Margot des pleines lunes

Le titre à lui seul évoque la magie et le mystère des métamorphes. N’ayant rien lu dans ce domaine depuis (trop) longtemps, j’étais ravie d’accepter la chronique et remercie chaleureusement l’auteur, Bruant d’Almeval, de m’avoir fait découvrir son roman.

92 pages – Auto-édition – Kindle (2,99€)

Mon avis :
Les mythes et légendes surnaturels m’ont toujours attirée. On entend toutes sortes d’histoires sur ces créatures mystiques que sont les vampires ou les loups-garous, et elles se terminent très souvent dans la violence et la sauvagerie inhérentes à la nature propre de ces êtres fantastiques.
Dans cet ouvrage, Bruant d’Almeval a pris ces clichés à contre-pied en racontant la vie de Margot, adolescente de 17 ans, qui mute en biche à chaque pleine lune. Sa seconde nature n’étant pas un animal agressif, le parallèle est fait entre les craintes de la biche et celles de la jeune fille quant au monde qui les entoure.
Elles ont toutes deux soif de liberté et d’apaisement, mais comment garder confiance en l’humain lorsqu’on porte un secret qui nous contraint à l’isolement ?
Au quotidien, Margot sauve les apparences et prépare son bac, en jonglant entre l’éloignement de son frère à qui elle n’ose pas se confier, l’ami de celui-ci dont elle ne supporte plus les avances balourdes, et ses rêves inaccessibles d’artiste épanouie.

L’auteur nous livre ici une histoire empreinte de poésie, d’humilité et de force accentuée par la complicité qui unit certains êtres. Plus qu’un roman, ce court récit s’apparente pour moi à un conte au sens « magique » du terme puisqu’il souligne le champ des possibles – et leurs complexités – qu’offre la vie quand on ouvre les yeux (et son esprit) et qu’on s’en donne un peu les moyens.

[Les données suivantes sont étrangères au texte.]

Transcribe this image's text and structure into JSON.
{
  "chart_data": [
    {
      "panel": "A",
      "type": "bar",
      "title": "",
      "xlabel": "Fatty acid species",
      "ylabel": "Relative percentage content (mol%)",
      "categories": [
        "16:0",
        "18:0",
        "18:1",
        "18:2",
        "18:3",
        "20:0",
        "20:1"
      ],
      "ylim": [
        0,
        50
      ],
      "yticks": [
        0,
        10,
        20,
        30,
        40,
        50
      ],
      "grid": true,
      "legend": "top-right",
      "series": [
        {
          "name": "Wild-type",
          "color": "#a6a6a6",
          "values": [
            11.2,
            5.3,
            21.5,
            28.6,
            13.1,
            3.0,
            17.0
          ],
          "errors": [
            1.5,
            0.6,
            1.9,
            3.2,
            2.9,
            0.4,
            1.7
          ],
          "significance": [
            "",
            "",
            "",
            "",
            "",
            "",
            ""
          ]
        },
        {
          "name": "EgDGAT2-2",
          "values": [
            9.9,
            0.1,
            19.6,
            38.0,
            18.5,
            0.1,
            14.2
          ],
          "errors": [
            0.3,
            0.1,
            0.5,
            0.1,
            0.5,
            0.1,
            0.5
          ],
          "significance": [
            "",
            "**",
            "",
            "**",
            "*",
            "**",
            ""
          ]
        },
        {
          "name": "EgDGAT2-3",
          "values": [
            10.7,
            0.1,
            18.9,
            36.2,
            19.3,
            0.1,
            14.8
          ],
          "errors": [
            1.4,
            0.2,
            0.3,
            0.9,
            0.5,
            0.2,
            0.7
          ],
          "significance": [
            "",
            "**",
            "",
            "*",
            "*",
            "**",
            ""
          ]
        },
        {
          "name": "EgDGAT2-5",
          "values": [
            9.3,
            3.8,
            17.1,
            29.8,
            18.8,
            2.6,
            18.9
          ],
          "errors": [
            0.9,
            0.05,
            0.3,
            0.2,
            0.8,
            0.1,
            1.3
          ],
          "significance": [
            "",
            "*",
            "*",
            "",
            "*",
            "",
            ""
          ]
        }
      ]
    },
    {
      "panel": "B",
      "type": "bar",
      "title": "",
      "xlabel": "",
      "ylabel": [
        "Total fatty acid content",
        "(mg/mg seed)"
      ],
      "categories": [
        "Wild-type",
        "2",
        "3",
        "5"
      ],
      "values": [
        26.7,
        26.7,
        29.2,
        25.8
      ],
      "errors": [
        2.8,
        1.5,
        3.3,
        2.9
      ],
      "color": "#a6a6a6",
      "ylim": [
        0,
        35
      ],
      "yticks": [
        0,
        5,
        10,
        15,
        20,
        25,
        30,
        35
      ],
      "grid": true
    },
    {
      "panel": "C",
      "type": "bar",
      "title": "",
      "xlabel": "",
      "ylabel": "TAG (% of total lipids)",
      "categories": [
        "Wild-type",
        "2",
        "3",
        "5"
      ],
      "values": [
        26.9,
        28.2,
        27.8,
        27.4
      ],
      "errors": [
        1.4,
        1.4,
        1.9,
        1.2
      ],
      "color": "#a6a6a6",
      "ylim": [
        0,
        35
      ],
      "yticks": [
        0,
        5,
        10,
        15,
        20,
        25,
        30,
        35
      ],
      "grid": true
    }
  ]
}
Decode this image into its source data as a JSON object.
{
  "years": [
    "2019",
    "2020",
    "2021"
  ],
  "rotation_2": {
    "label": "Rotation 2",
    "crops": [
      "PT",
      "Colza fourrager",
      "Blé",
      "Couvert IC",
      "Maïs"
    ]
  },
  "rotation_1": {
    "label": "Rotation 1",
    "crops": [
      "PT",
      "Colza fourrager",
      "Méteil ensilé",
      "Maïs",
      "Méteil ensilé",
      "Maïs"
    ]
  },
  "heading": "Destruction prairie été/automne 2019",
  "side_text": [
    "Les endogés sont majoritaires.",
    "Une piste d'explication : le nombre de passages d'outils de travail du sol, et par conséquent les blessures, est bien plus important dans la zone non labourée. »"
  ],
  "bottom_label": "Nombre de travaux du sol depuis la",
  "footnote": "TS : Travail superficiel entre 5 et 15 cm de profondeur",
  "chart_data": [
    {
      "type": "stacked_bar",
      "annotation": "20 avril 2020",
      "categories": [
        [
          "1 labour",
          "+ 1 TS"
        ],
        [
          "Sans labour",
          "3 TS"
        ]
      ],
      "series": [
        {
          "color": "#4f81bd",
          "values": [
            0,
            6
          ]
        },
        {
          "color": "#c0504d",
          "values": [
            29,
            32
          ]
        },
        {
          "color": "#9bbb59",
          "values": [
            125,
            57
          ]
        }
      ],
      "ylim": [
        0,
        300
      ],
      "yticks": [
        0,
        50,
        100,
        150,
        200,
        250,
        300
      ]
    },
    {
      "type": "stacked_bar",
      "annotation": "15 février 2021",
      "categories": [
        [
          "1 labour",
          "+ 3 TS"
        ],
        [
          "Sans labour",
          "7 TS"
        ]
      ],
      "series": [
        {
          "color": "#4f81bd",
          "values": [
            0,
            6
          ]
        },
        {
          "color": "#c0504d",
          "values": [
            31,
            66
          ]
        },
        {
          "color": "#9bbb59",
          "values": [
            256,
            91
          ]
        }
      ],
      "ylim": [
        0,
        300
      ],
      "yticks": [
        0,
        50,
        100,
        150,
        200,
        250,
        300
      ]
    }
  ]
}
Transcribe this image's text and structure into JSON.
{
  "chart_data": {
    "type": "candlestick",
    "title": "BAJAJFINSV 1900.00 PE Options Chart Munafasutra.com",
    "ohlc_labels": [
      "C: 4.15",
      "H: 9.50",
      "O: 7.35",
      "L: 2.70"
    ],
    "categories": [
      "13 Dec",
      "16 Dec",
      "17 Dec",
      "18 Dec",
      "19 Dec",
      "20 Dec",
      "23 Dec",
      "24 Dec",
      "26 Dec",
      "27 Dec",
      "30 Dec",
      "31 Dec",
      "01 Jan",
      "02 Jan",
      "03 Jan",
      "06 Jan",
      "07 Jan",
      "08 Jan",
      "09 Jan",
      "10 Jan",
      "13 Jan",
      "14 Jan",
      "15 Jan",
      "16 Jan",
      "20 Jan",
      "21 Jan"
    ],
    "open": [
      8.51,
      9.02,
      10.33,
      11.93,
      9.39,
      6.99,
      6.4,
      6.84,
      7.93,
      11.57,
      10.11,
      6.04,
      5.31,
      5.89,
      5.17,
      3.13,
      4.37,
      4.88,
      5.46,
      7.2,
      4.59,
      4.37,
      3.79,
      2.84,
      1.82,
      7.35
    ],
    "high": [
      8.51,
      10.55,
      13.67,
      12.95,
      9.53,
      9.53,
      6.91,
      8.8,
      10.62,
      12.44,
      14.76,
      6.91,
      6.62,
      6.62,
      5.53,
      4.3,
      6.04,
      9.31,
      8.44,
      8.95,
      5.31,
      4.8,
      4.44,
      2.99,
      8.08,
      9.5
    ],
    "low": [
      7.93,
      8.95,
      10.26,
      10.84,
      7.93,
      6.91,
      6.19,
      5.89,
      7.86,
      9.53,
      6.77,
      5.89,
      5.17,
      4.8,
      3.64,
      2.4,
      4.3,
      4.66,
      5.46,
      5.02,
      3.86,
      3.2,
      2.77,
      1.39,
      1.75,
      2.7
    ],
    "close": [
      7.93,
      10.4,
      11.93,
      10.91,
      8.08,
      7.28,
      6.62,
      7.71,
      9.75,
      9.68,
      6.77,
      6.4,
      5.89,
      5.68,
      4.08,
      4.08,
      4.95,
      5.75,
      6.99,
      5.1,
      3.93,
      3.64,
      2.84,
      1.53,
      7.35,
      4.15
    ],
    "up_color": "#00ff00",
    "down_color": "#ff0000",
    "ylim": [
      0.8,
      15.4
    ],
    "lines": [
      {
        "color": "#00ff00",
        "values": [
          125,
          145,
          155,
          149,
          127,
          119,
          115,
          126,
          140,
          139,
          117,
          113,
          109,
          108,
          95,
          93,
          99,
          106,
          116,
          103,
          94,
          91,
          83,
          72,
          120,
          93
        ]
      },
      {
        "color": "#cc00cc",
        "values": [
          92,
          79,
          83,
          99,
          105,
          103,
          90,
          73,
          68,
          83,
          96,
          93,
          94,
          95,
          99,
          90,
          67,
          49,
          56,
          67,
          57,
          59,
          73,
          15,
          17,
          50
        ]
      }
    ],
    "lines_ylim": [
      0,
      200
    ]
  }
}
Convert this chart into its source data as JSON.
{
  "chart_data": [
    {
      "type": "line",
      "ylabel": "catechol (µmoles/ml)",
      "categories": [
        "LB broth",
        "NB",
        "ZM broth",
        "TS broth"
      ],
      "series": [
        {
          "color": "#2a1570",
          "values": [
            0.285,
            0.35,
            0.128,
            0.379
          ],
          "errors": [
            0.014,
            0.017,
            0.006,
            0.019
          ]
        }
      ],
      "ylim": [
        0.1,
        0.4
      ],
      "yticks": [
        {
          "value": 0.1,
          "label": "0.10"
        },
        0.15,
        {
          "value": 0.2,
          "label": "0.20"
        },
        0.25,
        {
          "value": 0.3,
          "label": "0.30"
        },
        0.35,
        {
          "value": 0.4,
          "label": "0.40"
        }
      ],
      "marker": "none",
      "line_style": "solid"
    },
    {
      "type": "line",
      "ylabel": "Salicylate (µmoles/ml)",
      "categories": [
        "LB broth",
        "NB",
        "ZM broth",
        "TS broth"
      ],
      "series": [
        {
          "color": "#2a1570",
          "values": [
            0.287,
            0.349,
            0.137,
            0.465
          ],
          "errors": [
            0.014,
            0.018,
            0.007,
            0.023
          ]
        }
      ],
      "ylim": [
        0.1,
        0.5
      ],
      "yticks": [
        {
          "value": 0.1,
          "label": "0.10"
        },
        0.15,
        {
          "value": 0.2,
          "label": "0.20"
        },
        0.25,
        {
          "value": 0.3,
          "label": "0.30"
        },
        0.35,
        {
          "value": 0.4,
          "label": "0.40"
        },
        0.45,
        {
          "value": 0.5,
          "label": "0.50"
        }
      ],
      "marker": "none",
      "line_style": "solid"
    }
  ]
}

Sortie de ma zone de confort par rapport à mes lectures habituelles, j’ai néanmoins passé un très bon moment avec cette biche fantastique et la douce atmosphère du coteau décrite par l’auteur. Peut-être, lors de ma prochaine balade en forêt, j’ouvrirai l’oeil différemment…

4ème de couverture :
Margot a dix-sept ans et des airs d’héroïne romantique. Elle rêve d’un destin d’artiste, loin du Coteau où elle mène une existence compliquée. Un secret la contraint en effet à la solitude, une différence que nul ne pourrait comprendre : les nuits de pleine lune, elle quitte son corps pour celui d’une biche blanche. Les chasseurs de la région sont en émoi et l’un d’eux se montre particulièrement insistant. Personne à qui se confier, pas même Renaud, son frère aîné et tant aimé ! D’ailleurs, que pourrait-il, lui qui est plongé dans les doutes existentiels depuis son retour au Coteau ? L’étau se resserre chaque jour un peu plus autour de Margot. Les ombres se multiplient dans son sillage. Et c’est l’histoire familiale entière qui se révèle à elle dans la tourmente de son présent… 
Un récit haletant et subtilement fantastique, qui explore les thèmes de l’identité et de la liberté. Évoquant la précarité des liens entre frères et sœurs à l’adolescence, il offre le portrait d’une jeune femme combative face à la fatalité, et celui d’un jeune homme bouleversé, tous deux à un tournant de leur existence.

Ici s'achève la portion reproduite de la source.